Let’s start with this tidbit: this episode was co-written by Frank Pierson, the Oscar-winning screenwriter of Dog Day Afternoon, Cool Hand Luke and Presumed Innocent (among other films). And this episode was all about the writing.
All the ideological issues that I would not want to gloss over—can we ever please see anything from Trudy’s POV? Are we back to ignoring Dawn now that she’s had her 3 minutes of lines? Damn, this show is all white men all the time!—fade to the background because of the sheer brilliance of how this tired old trope (life in the suburbs isn’t as perfect as it seems!) is made completely new and terribly affecting. This script reached a depth that had me at “because he’s a robot” and killed me with “I have nothing!” and I felt what I think can only be the universal human sadness of having everything you thought you wanted but being utterly, completely empty inside.
I think we all know people like Pete Campbell, if we’ve managed, by hard work or the grace of god, to not actually be him. He invites both pity and exasperation, much like Betty, because it’s patently clear that all his wounds are self-inflicted. And while I might comment on how Pete’s story captures the hollowness of the American Dream, or the false promises of capitalism propped up by the advertising industry, or the straightjacket that is the narrow definition of “the successful man,” I might let you do that while I bask in the pure melancholy of the human condition this episode conjured for me: as Ken Cosgrove, aka Dave Algonquin, muses in his voiceover, “[the country] was killing him with its silence and loneliness, making everything ordinary too beautiful to bear.”
1. Guys, what is happening to Don? What’s this “reformed man” deal? I, for one, am not buying it. I’m convinced by his ‘dream’ last week that there’s something truly vile still lurking under the surface, and I’m further disturbed by his throwaway comment to Pete in this episode that if he had been married to Megan the first time around, he “would’ve known better.” I’m sensing a bit of a trend of blaming the woman he’s with for his problems with infidelity, which is neither cool nor helpful. At the same time, Don lets Megan take a much more active role in their relationship than he ever did with Betty: Megan insists that Don call Trudy if he wants to cancel; she gets him to wear that (hideous!) jacket; she drives. The quote above about the country “killing him” applies equally to Don as it does to Pete, methinks—he is so desperate to not even spend one evening in the suburbs. If he had truly moved on, this shouldn’t faze him as much, right? There is a strange sense this season, I think, that Don doesn’t really feel comfortable in his own skin. The persona he had for so long (Don Draper, Advertising Phenom!) has ebbed away, but whatever he is now seems very transitional, something that cannot really be sustained. He did seem at his most comfortable taking off his shirt and fixing the plumbing—maybe Don needs to start getting his hands dirty again.

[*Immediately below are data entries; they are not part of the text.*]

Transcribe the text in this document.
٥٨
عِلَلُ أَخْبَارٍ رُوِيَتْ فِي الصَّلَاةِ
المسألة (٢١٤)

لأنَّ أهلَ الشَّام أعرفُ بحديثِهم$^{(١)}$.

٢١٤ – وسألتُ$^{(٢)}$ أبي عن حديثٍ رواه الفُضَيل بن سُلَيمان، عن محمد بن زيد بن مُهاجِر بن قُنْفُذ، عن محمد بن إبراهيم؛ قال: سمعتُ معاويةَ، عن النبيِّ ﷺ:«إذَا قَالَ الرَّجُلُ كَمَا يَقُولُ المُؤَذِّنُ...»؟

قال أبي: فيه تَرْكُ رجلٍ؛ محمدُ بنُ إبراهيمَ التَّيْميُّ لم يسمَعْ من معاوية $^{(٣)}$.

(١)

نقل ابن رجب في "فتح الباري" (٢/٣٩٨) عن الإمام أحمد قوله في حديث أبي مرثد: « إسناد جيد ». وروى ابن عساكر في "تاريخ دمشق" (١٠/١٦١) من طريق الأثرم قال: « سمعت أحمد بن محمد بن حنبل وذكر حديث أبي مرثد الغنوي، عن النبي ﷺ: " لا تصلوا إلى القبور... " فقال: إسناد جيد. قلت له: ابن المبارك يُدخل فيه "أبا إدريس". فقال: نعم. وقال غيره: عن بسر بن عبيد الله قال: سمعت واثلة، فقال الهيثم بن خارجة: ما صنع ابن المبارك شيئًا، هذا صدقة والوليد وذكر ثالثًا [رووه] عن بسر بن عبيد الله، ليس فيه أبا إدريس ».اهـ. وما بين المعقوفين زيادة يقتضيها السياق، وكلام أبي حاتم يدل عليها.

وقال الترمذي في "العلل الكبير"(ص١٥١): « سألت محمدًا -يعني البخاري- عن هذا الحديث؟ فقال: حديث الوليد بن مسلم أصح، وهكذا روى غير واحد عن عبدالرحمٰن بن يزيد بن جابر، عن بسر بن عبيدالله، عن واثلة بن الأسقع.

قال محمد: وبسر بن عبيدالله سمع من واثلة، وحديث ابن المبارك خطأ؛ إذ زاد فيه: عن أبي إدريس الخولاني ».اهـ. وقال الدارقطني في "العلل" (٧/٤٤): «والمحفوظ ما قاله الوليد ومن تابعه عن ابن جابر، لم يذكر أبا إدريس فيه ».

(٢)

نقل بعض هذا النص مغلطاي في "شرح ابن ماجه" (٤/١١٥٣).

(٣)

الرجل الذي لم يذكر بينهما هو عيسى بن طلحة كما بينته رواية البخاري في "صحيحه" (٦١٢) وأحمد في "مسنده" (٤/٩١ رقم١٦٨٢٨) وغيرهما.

2. As someone affiliated to the English people, I was chuffed to see that England’s legendary World Cup victory had a prominent place in this episode. And a short conversation about World War II as Britain’s greatest hour made this episode not only an England Highlight Reel, but also begged an intriguing comparison between these two victories over the Germans. I’ll let you tease out the details ;)

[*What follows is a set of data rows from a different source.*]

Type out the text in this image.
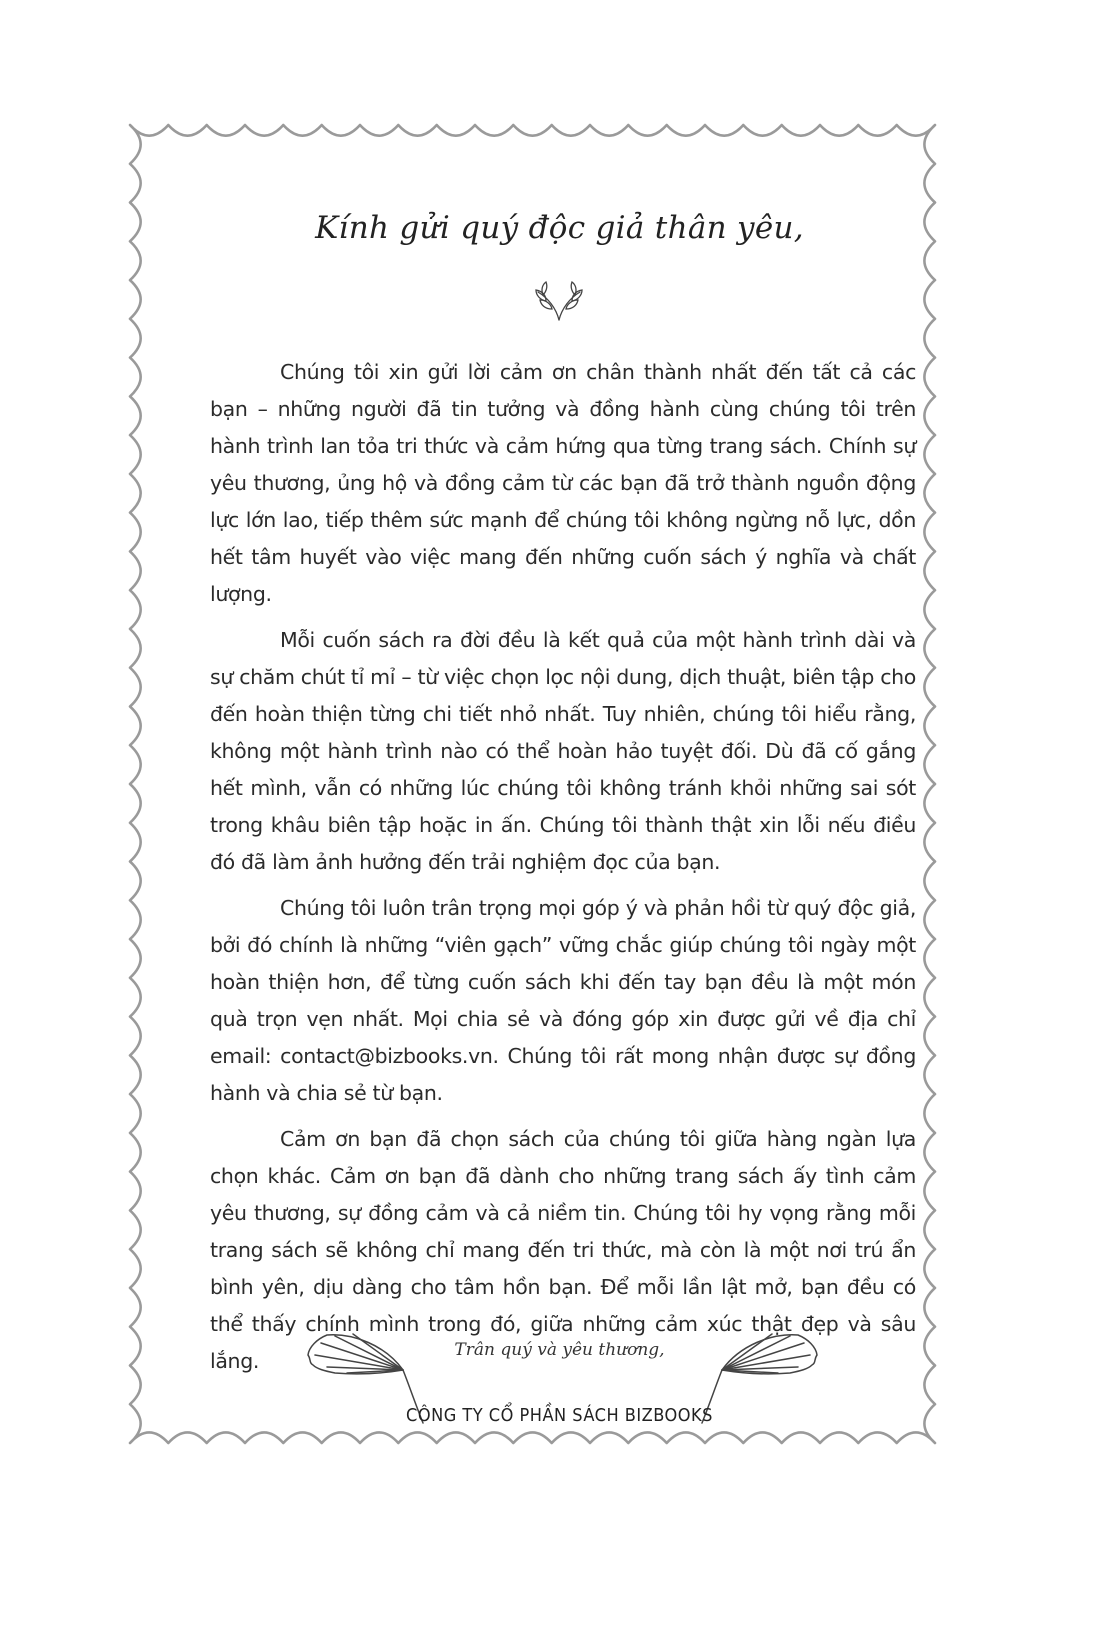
Kính gửi quý độc giả thân yêu,

Chúng tôi xin gửi lời cảm ơn chân thành nhất đến tất cả các bạn – những người đã tin tưởng và đồng hành cùng chúng tôi trên hành trình lan tỏa tri thức và cảm hứng qua từng trang sách. Chính sự yêu thương, ủng hộ và đồng cảm từ các bạn đã trở thành nguồn động lực lớn lao, tiếp thêm sức mạnh để chúng tôi không ngừng nỗ lực, dồn hết tâm huyết vào việc mang đến những cuốn sách ý nghĩa và chất lượng.

Mỗi cuốn sách ra đời đều là kết quả của một hành trình dài và sự chăm chút tỉ mỉ – từ việc chọn lọc nội dung, dịch thuật, biên tập cho đến hoàn thiện từng chi tiết nhỏ nhất. Tuy nhiên, chúng tôi hiểu rằng, không một hành trình nào có thể hoàn hảo tuyệt đối. Dù đã cố gắng hết mình, vẫn có những lúc chúng tôi không tránh khỏi những sai sót trong khâu biên tập hoặc in ấn. Chúng tôi thành thật xin lỗi nếu điều đó đã làm ảnh hưởng đến trải nghiệm đọc của bạn.

Chúng tôi luôn trân trọng mọi góp ý và phản hồi từ quý độc giả, bởi đó chính là những “viên gạch” vững chắc giúp chúng tôi ngày một hoàn thiện hơn, để từng cuốn sách khi đến tay bạn đều là một món quà trọn vẹn nhất. Mọi chia sẻ và đóng góp xin được gửi về địa chỉ email: contact@bizbooks.vn. Chúng tôi rất mong nhận được sự đồng hành và chia sẻ từ bạn.

Cảm ơn bạn đã chọn sách của chúng tôi giữa hàng ngàn lựa chọn khác. Cảm ơn bạn đã dành cho những trang sách ấy tình cảm yêu thương, sự đồng cảm và cả niềm tin. Chúng tôi hy vọng rằng mỗi trang sách sẽ không chỉ mang đến tri thức, mà còn là một nơi trú ẩn bình yên, dịu dàng cho tâm hồn bạn. Để mỗi lần lật mở, bạn đều có thể thấy chính mình trong đó, giữa những cảm xúc thật đẹp và sâu lắng.	Trân quý và yêu thương,
CÔNG TY CỔ PHẦN SÁCH BIZBOOKS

3. Joan was ALL CLASS in this episode. I am very, very glad that Mad Men hasn’t gone the route of so many other tv shows, teasing us with Unresolved Sexual Tension between Joan and Lane: will they or won’t they? Are they each other’s One True Soulmate? They tried it out, Joan indicated she was not interested, and now (I’m hoping) they can forge a true bond of friendship, something depicted rarely in popular culture.